I was attracted to science fiction because it was so wide open. I was able to do anything and there were no walls to hem you in and there was no human condition that you were stopped from examining. Science fiction frees you to go anyplace and examine anything. ~ Octavia E. Butler
From the creature in Frankenstein to the clones of Never Let me Go, and the dual identities of Dr Jekyll and Mr Hyde to the single self in Pluribus, science fiction has always invited us to “imagine if you can” a world that is like ours but not quite. Or not yet. We enter these worlds as curious readers and leave with a better sense of who we are and what we might become because of inevitable advancements (or accidents) in the biomedical sciences and everyday technologies.

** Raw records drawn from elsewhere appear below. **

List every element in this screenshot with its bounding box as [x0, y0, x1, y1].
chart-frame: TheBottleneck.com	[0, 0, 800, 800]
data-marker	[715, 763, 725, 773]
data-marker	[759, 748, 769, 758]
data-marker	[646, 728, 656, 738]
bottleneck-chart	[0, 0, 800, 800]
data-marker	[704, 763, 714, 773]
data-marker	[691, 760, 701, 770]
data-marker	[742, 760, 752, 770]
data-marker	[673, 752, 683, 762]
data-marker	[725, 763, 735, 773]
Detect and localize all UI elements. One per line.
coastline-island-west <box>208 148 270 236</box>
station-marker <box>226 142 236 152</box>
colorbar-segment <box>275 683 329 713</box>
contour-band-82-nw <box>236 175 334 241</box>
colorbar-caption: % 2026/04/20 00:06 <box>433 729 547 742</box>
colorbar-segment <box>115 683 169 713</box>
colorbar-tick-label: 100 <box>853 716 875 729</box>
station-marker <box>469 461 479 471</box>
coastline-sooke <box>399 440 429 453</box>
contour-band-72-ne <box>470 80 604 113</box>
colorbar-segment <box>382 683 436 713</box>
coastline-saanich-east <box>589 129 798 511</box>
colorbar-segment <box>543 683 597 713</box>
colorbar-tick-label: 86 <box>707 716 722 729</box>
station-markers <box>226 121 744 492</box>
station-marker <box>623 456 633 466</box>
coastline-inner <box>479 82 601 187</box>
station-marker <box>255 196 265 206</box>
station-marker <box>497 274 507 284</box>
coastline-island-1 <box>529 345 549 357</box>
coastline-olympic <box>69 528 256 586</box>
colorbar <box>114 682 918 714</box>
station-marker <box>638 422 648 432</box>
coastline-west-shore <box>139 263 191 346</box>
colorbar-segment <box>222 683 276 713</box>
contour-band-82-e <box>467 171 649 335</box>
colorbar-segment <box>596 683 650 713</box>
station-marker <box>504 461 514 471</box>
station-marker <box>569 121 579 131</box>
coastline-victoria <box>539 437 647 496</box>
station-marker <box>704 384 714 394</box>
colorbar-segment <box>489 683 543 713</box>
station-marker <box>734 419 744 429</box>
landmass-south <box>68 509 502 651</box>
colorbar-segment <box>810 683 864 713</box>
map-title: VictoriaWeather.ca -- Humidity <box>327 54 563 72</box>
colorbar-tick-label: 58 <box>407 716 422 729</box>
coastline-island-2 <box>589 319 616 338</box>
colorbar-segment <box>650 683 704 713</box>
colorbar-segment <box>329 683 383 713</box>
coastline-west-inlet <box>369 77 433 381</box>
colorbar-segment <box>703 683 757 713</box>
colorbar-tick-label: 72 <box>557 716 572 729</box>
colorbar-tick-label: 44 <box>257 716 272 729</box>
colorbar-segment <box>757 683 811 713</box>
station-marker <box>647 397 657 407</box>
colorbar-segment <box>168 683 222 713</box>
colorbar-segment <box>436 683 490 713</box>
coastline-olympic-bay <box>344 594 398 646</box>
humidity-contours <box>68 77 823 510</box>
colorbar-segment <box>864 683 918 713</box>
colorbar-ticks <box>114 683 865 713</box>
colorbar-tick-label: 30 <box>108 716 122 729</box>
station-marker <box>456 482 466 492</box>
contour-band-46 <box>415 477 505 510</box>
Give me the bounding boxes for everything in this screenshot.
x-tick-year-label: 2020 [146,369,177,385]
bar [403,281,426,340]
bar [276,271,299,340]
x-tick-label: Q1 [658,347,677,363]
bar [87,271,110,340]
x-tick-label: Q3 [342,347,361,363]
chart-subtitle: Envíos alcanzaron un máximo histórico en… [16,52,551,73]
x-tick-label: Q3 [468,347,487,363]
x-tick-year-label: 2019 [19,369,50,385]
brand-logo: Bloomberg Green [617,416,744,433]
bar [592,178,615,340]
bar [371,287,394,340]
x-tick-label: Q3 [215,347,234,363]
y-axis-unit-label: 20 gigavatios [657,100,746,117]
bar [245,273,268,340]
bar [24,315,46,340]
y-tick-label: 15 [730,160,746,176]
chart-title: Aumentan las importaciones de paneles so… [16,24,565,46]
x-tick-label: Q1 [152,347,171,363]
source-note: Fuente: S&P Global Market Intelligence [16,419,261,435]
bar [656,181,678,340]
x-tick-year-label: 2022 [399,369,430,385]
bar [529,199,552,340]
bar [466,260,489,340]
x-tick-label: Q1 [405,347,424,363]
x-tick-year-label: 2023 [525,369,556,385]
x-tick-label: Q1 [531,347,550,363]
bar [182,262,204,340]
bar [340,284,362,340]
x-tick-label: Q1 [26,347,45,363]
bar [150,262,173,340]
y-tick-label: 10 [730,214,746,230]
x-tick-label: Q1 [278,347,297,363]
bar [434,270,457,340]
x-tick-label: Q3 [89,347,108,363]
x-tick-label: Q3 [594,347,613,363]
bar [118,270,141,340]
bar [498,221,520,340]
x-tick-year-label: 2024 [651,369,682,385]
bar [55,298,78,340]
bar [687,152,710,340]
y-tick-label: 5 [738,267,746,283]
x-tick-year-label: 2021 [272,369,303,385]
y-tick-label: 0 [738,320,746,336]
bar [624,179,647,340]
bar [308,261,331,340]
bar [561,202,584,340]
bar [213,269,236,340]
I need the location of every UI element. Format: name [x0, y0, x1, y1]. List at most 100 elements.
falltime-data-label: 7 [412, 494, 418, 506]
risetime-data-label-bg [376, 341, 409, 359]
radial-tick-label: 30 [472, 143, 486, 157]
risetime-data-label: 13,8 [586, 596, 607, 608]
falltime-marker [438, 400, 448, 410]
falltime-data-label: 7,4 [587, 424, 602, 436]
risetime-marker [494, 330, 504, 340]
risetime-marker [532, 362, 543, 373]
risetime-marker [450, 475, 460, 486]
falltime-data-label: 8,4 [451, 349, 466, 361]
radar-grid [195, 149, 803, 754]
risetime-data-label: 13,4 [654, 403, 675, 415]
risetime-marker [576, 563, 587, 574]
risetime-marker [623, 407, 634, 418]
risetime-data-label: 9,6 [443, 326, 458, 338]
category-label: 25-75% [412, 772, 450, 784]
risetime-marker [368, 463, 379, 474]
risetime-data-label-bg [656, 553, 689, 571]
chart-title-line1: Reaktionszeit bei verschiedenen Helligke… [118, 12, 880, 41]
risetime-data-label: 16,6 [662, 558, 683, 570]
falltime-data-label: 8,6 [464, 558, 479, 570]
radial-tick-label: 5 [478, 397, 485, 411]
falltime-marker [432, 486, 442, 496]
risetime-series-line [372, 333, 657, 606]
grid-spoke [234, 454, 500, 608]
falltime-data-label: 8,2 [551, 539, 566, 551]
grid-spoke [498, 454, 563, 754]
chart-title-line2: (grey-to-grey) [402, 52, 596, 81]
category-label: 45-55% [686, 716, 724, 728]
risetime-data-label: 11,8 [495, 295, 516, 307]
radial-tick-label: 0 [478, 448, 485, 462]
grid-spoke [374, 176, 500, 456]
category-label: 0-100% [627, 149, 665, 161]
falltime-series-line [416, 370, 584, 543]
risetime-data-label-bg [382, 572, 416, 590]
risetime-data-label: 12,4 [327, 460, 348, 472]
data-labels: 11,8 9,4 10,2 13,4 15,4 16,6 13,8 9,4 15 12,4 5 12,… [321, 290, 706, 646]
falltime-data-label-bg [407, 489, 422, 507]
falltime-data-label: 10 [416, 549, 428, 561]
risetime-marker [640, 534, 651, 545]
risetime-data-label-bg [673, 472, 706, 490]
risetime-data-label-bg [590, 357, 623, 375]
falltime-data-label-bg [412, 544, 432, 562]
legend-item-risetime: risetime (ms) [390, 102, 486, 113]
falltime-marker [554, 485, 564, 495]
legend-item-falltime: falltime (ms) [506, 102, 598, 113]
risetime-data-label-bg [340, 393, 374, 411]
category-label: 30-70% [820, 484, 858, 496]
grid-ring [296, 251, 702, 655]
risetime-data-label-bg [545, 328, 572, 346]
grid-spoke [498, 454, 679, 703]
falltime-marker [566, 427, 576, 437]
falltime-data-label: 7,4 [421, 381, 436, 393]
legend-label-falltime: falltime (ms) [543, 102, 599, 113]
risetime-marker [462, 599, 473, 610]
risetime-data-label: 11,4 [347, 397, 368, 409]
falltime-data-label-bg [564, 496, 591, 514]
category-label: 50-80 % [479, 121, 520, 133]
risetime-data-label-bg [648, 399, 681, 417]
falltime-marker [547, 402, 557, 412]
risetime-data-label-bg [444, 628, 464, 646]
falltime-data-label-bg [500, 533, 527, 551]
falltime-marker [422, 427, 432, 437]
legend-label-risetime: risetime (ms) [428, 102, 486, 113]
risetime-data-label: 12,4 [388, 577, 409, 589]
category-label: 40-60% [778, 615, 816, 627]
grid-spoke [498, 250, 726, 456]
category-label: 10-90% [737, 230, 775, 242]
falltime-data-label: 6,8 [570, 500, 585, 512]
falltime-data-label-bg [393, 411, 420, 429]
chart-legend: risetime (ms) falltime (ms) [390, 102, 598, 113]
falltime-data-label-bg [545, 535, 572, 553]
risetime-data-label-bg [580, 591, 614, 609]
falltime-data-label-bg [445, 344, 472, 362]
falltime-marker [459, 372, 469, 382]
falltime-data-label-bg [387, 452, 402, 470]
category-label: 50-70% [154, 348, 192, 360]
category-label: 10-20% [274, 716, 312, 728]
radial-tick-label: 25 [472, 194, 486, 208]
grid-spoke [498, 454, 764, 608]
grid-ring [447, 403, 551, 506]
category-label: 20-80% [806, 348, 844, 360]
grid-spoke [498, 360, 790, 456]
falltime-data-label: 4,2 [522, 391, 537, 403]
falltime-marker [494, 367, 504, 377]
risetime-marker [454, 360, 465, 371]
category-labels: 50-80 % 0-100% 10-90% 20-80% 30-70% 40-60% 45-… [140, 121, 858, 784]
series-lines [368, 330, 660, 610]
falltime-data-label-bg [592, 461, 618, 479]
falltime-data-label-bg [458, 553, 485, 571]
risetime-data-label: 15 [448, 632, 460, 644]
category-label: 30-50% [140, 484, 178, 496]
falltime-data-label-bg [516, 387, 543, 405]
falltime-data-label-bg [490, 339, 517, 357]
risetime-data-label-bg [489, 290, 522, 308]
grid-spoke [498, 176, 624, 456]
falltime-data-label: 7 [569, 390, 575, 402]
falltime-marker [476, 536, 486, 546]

While all literature and art introduce us to new perspectives on familiar topics, science fiction shakes us out of our habituated ways of thinking by forcing us to confront our greatest desires and worst fears in strange and often unsettling ways. Octavia Butler employed science fiction as a framework to decenter the powerful and empower the marginalized, presciently spotlight environmental degradation, and critique oppressive systems of race, gender and sexuality. The genre allows us, (like OEB) to explore and critique our past, present, and futures in ways we might not otherwise be able to.
For this Polymathic Pizza session, we will engage Professors Erika Wright and Sharon Lloyd about the role that speculative fiction, particularly science fiction, plays in our histories, daily lives and global politics. We will think about our ethical responsibility to these imagined futures as writers, thinkers, scientists, and humans.